Die Wochenzeitung "Falter" veröffentlichte in ihrer letzten Ausgabe
einen Artikel mit dem Titel "Das nicht ganz so arme Amerlinghaus".
Untertitel: "Die Stadt kürzt dem prominenten Alternativprojekt die
Förderung. Aus gutem Grund." In diesem, in den einschlägigen Foren
heftig diskutierten Text von Barbara Tóth heißt es unter anderem:

"[...] Im Amerlinghaus scheint die Zeit in den 1970er-Jahren stehen
geblieben zu sein, als junge Menschen noch Häuser wie die Arena, die
Rosalila Villa oder eben das Amerlinghaus besetzten, 'Rasenfreiheit'
forderten und Stadtpolitiker ihnen die Gebäude uberließen, damit sich
keine 'Jugendrebellion' ausbreitete. Jene, gegen die sich die Besetzer
von einst wehrten, sind heute ihre Haupterhalter. Seit 1978 fördert
die Stadt Wien den Verein Amerlinghaus, zuletzt mit jahrlich 250.000
Euro. Heuer hat die Stadt ihren Zuschuss überraschend auf 113.000 Euro
gesenkt. Jetzt gehen die Wogen hoch.

Soll das Amerlinghaus kaputtgespart werden, wie die Betreiber in
langen Statements beklagen, in denen sie detailliert nachrechnen, wie
viel weniger sie wegen der Inflation über die Jahre erhalten haben?
Oder ist das Projekt tatsächlich in die Jahre gekommen und schlecht
verwaltet?

Fest steht: Das Amerlinghaus ist unbequem. Es hat sich nicht zu einem
Kulturzentrum mit Veranstaltungsbetrieb entwickelt, wie etwa das Wuk,
sondern funktioniert als offenes Haus für Initiativen von Randgruppen.
Obdachlosen, iranischen Dissidenten, die 'Basisgruppe Tierrechte' oder
Ute Bocks Flüchtlingsfrauen treffen sich hier. Man ist
antikapitalistisch und 'anti(hetero)normativ'.

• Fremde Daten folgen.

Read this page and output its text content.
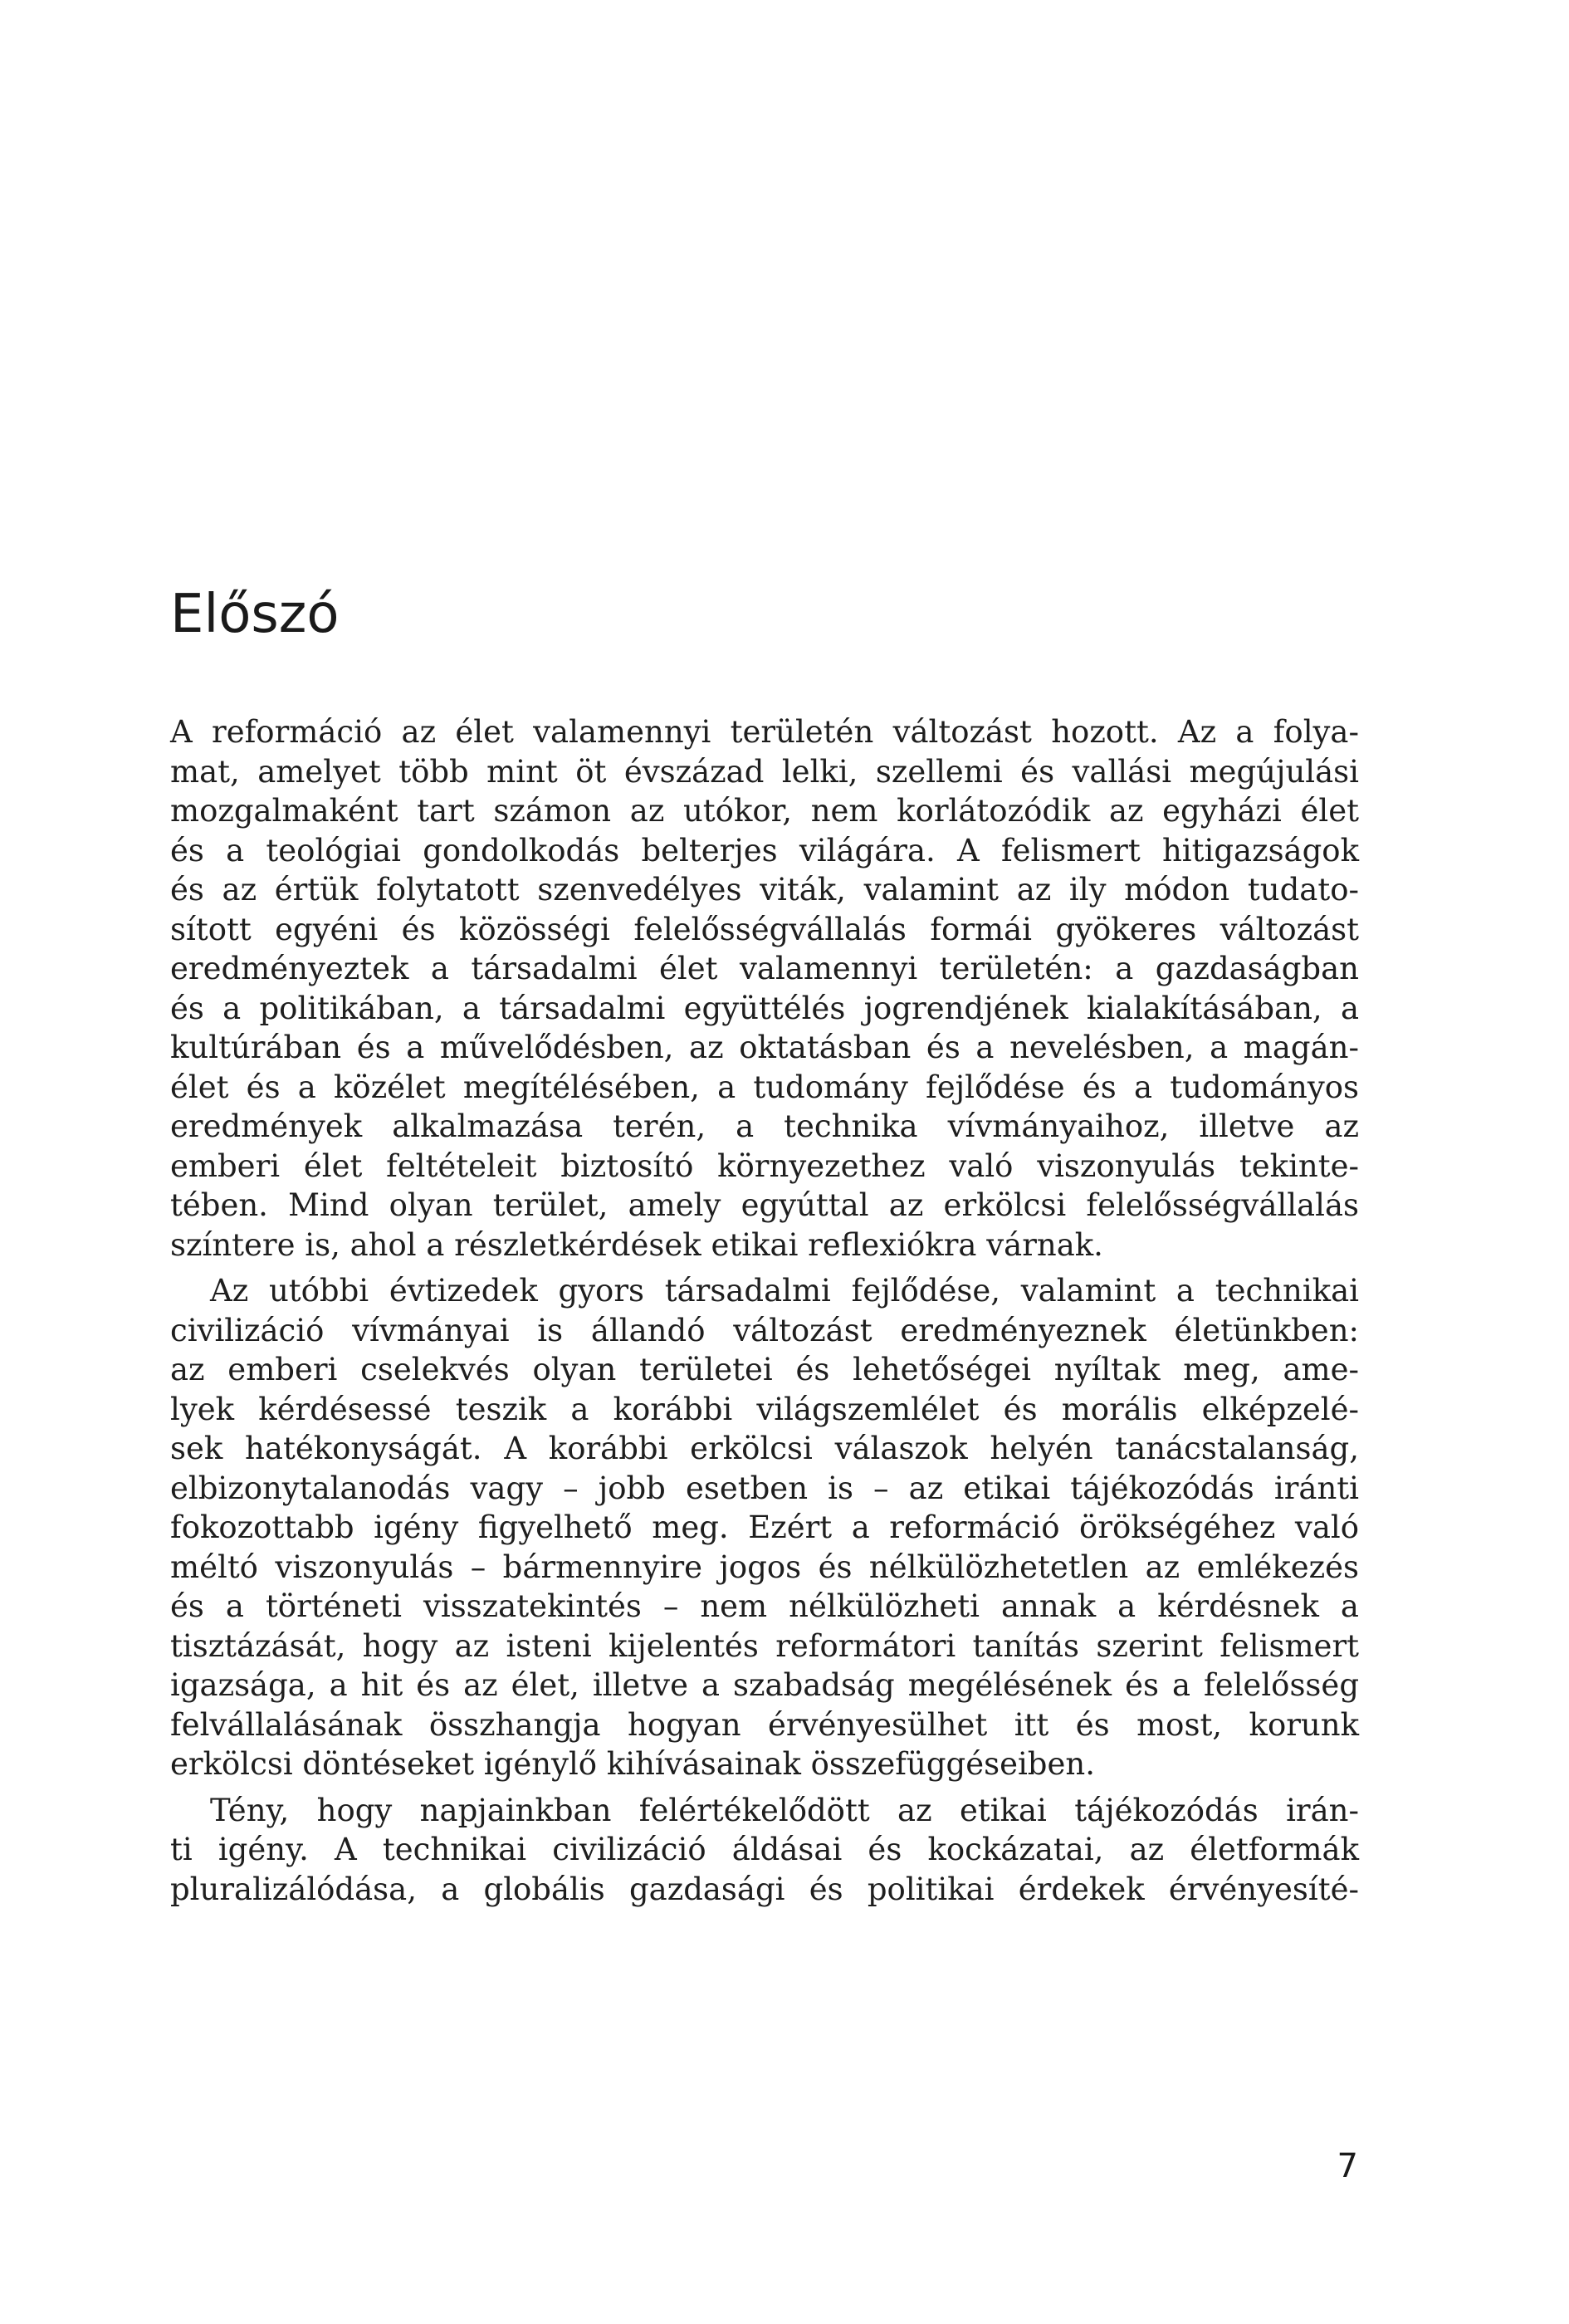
Előszó
A reformáció az élet valamennyi területén változást hozott. Az a folya-
mat, amelyet több mint öt évszázad lelki, szellemi és vallási megújulási
mozgalmaként tart számon az utókor, nem korlátozódik az egyházi élet
és a teológiai gondolkodás belterjes világára. A felismert hitigazságok
és az értük folytatott szenvedélyes viták, valamint az ily módon tudato-
sított egyéni és közösségi felelősségvállalás formái gyökeres változást
eredményeztek a társadalmi élet valamennyi területén: a gazdaságban
és a politikában, a társadalmi együttélés jogrendjének kialakításában, a
kultúrában és a művelődésben, az oktatásban és a nevelésben, a magán-
élet és a közélet megítélésében, a tudomány fejlődése és a tudományos
eredmények alkalmazása terén, a technika vívmányaihoz, illetve az
emberi élet feltételeit biztosító környezethez való viszonyulás tekinte-
tében. Mind olyan terület, amely egyúttal az erkölcsi felelősségvállalás
színtere is, ahol a részletkérdések etikai reflexiókra várnak.
Az utóbbi évtizedek gyors társadalmi fejlődése, valamint a technikai
civilizáció vívmányai is állandó változást eredményeznek életünkben:
az emberi cselekvés olyan területei és lehetőségei nyíltak meg, ame-
lyek kérdésessé teszik a korábbi világszemlélet és morális elképzelé-
sek hatékonyságát. A korábbi erkölcsi válaszok helyén tanácstalanság,
elbizonytalanodás vagy – jobb esetben is – az etikai tájékozódás iránti
fokozottabb igény figyelhető meg. Ezért a reformáció örökségéhez való
méltó viszonyulás – bármennyire jogos és nélkülözhetetlen az emlékezés
és a történeti visszatekintés – nem nélkülözheti annak a kérdésnek a
tisztázását, hogy az isteni kijelentés reformátori tanítás szerint felismert
igazsága, a hit és az élet, illetve a szabadság megélésének és a felelősség
felvállalásának összhangja hogyan érvényesülhet itt és most, korunk
erkölcsi döntéseket igénylő kihívásainak összefüggéseiben.
Tény, hogy napjainkban felértékelődött az etikai tájékozódás irán-
ti igény. A technikai civilizáció áldásai és kockázatai, az életformák
pluralizálódása, a globális gazdasági és politikai érdekek érvényesíté-
7
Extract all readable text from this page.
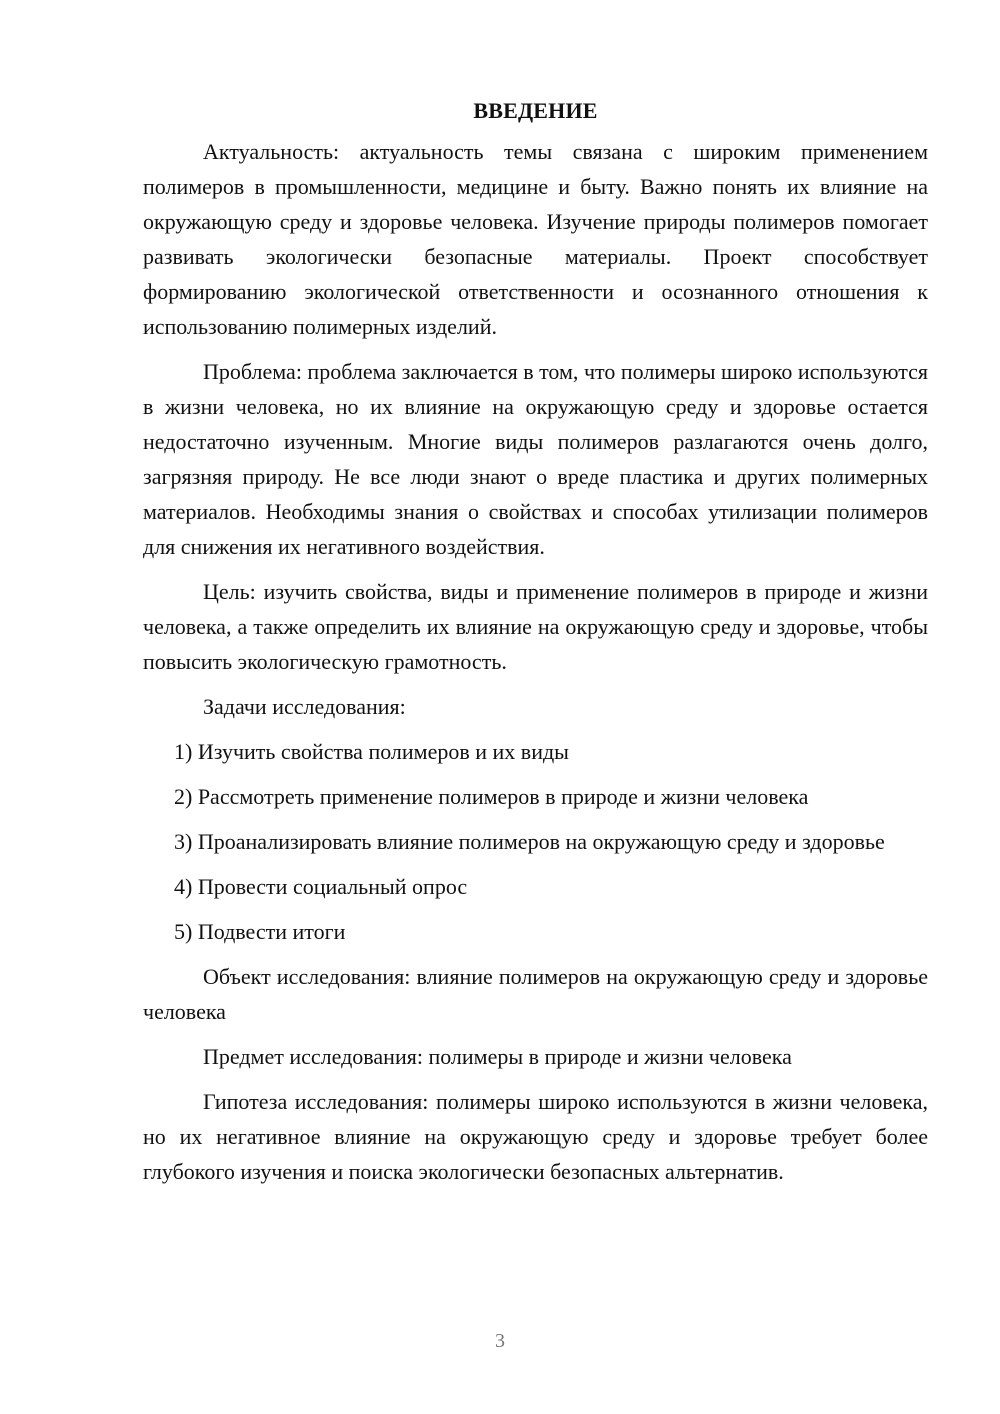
ВВЕДЕНИЕ

Актуальность: актуальность темы связана с широким применением полимеров в промышленности, медицине и быту. Важно понять их влияние на окружающую среду и здоровье человека. Изучение природы полимеров помогает развивать экологически безопасные материалы. Проект способствует формированию экологической ответственности и осознанного отношения к использованию полимерных изделий.

Проблема: проблема заключается в том, что полимеры широко используются в жизни человека, но их влияние на окружающую среду и здоровье остается недостаточно изученным. Многие виды полимеров разлагаются очень долго, загрязняя природу. Не все люди знают о вреде пластика и других полимерных материалов. Необходимы знания о свойствах и способах утилизации полимеров для снижения их негативного воздействия.

Цель: изучить свойства, виды и применение полимеров в природе и жизни человека, а также определить их влияние на окружающую среду и здоровье, чтобы повысить экологическую грамотность.

Задачи исследования:

1) Изучить свойства полимеров и их виды

2) Рассмотреть применение полимеров в природе и жизни человека

3) Проанализировать влияние полимеров на окружающую среду и здоровье

4) Провести социальный опрос

5) Подвести итоги

Объект исследования: влияние полимеров на окружающую среду и здоровье человека

Предмет исследования: полимеры в природе и жизни человека

Гипотеза исследования: полимеры широко используются в жизни человека, но их негативное влияние на окружающую среду и здоровье требует более глубокого изучения и поиска экологически безопасных альтернатив.

3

Selber Geld aufzustellen wäre in der Logik des Vereins ein Kniefall
vor der neoliberalen Marktiogik - und bei der aktuellen Programmierung
auch sehr schwierig.

[...] Chronisch illiquid, musste die Stadt Wien bereits 2011 mit einem
Sonderzuschuss von mehr als 180.000 Euro seine über die Jahre
angehäuften Schulden abdecken. Das Kontrollamt der Stadt Wien
entdeckte bei einer Prüfung der Gebarung der Jahre 2006 bis 2009, dass
der langgediente Kassier des Vereins, Alex Bettelheim. mit
Fördergeldern zu spekulieren begonnen hatte -- ausgerechnet, um die
gesetzlichen Gehaltserhöhungen der derzeit vier angestellten
Mitarbeiter zu finanzieren. Dabei entstand ein Schaden von 40.000
Euro, der von Bettelheim und dem Vorstand allerdings privat wieder
ausgeglichen wurde.

Wie passt das zusammen? Warum, fragen sich nicht nur die zuständigen
Beamten, wendete der Verein in den vergangenen Jahren die Hälfte
seiner 250.000-Euro-Forderungen für Personalausgaben auf, konkret eine
fix angestellte Putzfrau und drei Teilzeitkrafte fur Organisation und
Sekretariat?

'Die Leute verdienen nicht schlecht, darauf haben wir immer geschaut',
erklart Herbert Sburny, einst Obmann des Amerlinghaus-Vereins und seit
14 Jahren in Pension. Logisch, dass sozialrevolutionär gesinnte
Hausbesetzer keine Dumpinglöhne zahlen wollen. Aber gehört eine
intransparente Finanzlage auch zum antikapitalistischen Gestus, erst
recht, wenn Steuergeld im Spiel ist?

[...] Wer die Geschichte des Amerlinghauses verstehen will, muss auch
jene ihres Vereinskassiers Bettelheim kennen, der seit 32 Jahren im
Amt ist. In den 1980er-Jahren war der Sohn einer bekannten jüdischen
Familie eine schillernde Figur der Wiener Alternativszene. Einst
Kommunist, dann Sozialdemokrat, genoss er den Ruf eines Steuerberaters
der 'Guten', besaß ein In-Beisi, sein Idealismus trieb ihn aber auch
in unglückliche Geschafte. Wegen des -- letztlich haltlosen --
Vorwurfs. als Steuerberater der Hochschülerschaft Gelder veruntreut zu
haben, saß 'Der Narr von Wien' (das Magazin Wiener) 1985 kurz sogar in
U-Haft. Ökonomisch erholt hat er sich danach nie mehr.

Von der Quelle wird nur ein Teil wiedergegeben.